In baseball, a pitcher is trying to get the batter out. The pitcher who throws curve balls at a great curve ball hitter is incompetent. The pitcher who repeatedly fools the batter with a great unexpected pitch is competent. Or, sometimes, to avoid risking a hit or to intentionally crowd the bases, the objective is actually to walk the batter. With that objective, throwing the pitch near home plate is inappropriate, even incompetent.
I’m a big fan of Perry Mason, the super-successful trial lawyer who was fond of crushing his capable courtroom adversary District Attorney Hamilton Berger. Often, in trials, Berger would accuse the defendant of something and Mason would erupt, “I object, on the grounds that the allegation is incompetent, irrelevant, and immaterial!” Usually, the judge would agree with Mason. Berger’s capabilities were good enough to make him a District Attorney, but he still lacked the competency to get the job done versus Mason in a trial.
The Do Or Die
Many companies today are having the interesting experience of being forced by market competition to adopt a competency that is forcing them to develop new capabilities. Also, some have decided to use their current capabilities for a different or additional competency; they might even start a new business.

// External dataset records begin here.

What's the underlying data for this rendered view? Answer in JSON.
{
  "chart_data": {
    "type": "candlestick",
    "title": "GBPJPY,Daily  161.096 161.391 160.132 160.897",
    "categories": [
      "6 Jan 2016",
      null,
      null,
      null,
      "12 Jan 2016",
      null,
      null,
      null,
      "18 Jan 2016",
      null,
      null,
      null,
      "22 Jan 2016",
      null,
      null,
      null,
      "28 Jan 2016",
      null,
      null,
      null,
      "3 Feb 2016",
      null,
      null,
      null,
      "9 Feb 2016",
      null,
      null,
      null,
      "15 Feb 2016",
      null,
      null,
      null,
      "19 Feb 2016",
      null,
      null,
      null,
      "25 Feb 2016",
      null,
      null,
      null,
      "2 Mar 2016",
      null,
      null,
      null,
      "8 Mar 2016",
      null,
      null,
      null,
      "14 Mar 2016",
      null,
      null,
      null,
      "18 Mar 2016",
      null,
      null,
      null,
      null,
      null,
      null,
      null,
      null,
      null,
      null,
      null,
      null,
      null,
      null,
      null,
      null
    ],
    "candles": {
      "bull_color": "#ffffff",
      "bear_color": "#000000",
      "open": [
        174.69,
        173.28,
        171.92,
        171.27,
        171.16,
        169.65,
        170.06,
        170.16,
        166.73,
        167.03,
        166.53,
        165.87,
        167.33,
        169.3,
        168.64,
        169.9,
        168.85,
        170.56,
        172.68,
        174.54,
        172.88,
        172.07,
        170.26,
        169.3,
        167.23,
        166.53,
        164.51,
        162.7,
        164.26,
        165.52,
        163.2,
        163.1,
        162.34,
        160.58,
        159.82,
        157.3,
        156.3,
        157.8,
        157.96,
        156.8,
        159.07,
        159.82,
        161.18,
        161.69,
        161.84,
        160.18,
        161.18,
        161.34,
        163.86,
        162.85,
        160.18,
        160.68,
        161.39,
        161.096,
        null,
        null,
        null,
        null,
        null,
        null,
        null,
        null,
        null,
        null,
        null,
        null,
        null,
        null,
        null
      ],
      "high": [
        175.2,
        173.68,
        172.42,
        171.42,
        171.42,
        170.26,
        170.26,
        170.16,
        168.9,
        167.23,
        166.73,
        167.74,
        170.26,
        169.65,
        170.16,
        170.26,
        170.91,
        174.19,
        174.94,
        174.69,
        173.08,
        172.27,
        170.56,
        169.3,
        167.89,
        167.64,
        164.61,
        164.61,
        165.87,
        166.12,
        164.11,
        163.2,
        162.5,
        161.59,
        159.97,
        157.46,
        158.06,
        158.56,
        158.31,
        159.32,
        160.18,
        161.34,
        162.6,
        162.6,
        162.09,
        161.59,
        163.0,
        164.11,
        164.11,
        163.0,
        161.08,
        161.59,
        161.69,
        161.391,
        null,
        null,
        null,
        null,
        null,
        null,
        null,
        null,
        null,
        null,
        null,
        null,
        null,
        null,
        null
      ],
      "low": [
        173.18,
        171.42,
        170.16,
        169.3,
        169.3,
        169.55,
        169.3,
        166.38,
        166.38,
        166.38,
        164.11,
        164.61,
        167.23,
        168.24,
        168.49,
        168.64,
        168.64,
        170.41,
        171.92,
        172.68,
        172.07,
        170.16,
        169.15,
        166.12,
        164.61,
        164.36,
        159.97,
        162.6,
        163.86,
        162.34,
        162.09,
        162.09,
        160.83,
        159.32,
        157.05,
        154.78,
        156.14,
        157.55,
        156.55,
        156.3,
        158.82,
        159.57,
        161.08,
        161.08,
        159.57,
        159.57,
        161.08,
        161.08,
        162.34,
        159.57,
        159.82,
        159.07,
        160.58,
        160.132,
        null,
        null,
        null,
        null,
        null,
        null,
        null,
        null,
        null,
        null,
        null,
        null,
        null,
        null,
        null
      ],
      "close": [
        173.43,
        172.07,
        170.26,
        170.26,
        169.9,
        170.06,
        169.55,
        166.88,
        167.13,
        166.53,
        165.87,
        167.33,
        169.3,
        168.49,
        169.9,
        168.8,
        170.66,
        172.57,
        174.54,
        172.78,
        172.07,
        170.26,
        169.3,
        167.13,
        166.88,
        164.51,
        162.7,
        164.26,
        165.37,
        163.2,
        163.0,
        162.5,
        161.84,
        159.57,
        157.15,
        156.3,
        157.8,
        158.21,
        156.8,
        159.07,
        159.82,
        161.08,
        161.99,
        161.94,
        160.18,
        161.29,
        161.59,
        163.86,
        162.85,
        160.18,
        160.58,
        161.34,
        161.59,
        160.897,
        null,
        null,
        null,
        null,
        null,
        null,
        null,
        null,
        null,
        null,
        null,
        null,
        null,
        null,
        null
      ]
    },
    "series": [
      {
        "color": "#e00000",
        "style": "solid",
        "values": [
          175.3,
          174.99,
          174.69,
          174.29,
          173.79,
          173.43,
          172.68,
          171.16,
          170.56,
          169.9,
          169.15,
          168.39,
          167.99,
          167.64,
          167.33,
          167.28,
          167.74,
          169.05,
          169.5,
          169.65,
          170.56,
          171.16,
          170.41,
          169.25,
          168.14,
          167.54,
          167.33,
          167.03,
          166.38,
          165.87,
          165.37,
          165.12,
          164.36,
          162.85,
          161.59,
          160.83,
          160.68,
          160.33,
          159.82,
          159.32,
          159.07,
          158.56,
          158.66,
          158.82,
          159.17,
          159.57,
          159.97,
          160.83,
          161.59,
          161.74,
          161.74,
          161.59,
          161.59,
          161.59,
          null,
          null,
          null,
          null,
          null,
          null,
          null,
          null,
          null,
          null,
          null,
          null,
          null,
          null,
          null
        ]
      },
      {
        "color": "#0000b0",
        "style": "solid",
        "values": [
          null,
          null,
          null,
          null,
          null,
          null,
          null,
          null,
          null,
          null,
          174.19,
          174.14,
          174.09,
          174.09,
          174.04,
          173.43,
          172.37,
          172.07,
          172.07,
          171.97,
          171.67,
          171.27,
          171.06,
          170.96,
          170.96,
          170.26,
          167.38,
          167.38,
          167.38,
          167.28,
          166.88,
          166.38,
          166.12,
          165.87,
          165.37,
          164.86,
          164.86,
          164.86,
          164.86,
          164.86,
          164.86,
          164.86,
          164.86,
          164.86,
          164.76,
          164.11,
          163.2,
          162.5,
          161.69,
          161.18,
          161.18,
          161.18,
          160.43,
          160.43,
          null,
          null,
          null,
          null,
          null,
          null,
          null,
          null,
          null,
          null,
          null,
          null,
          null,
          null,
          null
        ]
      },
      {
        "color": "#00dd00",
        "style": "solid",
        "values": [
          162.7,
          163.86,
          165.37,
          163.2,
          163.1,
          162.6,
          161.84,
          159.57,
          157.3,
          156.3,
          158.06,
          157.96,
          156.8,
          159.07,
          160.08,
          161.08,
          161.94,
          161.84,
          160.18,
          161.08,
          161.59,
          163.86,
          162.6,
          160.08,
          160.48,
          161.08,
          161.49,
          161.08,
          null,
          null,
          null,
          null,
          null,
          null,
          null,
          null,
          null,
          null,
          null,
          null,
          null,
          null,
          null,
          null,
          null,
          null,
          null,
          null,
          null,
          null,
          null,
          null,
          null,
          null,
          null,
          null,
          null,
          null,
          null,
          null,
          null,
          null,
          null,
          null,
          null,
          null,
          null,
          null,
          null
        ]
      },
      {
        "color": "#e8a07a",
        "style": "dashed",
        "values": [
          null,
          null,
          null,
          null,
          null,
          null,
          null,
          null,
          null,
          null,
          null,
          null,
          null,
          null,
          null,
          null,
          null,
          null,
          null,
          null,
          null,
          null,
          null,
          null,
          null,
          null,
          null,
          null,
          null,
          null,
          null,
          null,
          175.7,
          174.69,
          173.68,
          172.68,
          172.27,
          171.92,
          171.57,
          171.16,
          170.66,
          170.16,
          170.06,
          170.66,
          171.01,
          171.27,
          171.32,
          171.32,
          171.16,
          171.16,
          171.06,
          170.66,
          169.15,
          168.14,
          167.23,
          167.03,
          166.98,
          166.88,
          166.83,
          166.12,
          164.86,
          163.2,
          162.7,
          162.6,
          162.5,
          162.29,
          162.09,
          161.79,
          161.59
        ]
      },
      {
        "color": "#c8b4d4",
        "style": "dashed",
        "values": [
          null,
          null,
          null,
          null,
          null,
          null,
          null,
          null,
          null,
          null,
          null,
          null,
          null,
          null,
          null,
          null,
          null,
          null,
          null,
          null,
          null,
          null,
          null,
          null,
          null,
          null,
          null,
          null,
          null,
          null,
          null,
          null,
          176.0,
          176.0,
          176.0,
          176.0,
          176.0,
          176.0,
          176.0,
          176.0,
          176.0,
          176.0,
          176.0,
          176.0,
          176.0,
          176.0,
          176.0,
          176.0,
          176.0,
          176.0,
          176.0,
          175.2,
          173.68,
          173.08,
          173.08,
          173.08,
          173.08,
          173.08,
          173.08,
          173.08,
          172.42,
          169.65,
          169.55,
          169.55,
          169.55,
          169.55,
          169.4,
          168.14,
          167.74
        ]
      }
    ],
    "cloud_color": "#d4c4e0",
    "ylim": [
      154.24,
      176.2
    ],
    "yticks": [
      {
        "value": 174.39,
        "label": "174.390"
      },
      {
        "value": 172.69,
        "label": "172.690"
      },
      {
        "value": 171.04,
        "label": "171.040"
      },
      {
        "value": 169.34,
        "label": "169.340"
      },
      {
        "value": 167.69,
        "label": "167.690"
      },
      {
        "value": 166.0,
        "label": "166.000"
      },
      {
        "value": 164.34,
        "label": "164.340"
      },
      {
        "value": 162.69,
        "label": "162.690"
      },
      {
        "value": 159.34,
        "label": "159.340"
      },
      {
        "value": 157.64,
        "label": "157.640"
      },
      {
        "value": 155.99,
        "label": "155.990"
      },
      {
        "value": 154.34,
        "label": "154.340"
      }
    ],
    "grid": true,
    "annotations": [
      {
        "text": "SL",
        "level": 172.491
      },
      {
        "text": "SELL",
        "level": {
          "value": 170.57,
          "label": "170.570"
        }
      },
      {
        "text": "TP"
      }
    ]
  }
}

One special example of maturing competency is a case where a supplier becomes a provider, then a partner, then a sponsor. These different roles call for distinctive capabilities, but in this hypothetical progression, the company needs to mature the capabilities so that it can mature its competency in any target role — and then actually further mature its competency to take on additional, bigger, or more complex roles.

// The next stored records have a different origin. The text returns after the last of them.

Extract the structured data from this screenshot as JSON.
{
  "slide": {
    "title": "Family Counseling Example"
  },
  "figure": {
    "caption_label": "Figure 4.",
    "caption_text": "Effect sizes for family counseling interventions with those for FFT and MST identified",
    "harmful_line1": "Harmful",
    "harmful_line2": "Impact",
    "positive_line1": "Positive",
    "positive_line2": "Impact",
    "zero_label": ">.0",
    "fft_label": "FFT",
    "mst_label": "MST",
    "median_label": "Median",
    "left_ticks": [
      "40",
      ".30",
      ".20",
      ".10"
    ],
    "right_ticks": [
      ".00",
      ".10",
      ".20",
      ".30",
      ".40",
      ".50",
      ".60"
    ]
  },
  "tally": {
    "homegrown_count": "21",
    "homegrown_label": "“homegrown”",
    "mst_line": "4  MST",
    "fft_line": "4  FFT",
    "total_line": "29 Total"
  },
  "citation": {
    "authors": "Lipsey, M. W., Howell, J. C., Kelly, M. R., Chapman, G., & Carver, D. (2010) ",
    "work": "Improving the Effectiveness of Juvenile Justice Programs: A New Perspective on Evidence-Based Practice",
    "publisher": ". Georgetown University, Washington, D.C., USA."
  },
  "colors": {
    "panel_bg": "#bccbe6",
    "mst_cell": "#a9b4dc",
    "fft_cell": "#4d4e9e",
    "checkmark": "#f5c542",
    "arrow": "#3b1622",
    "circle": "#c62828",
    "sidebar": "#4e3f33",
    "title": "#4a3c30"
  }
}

Greater competency can be a strong driver to mature the current capabilities, but capabilities will still only be prerequisites for the competencies. The thing to be aware of is that capability maturity affects how well you operate, but it is competency that determines how much that is worth.
Solve the Right Problem
It’s often thought that improving capabilities for a given role is going to improve “performance”. But that’s trying to skip from point A to point C. Instead, what actually needs to happen is that capabilities need to improve Competency, so that a good performance is then more likely to happen in future situations.
Punchline: remember to decide on a competency before you invest in capability. It seems obvious when we say it that way, but it’s scary how often it is forgotten. A capabiliy maturity model without a target competency is not worth much.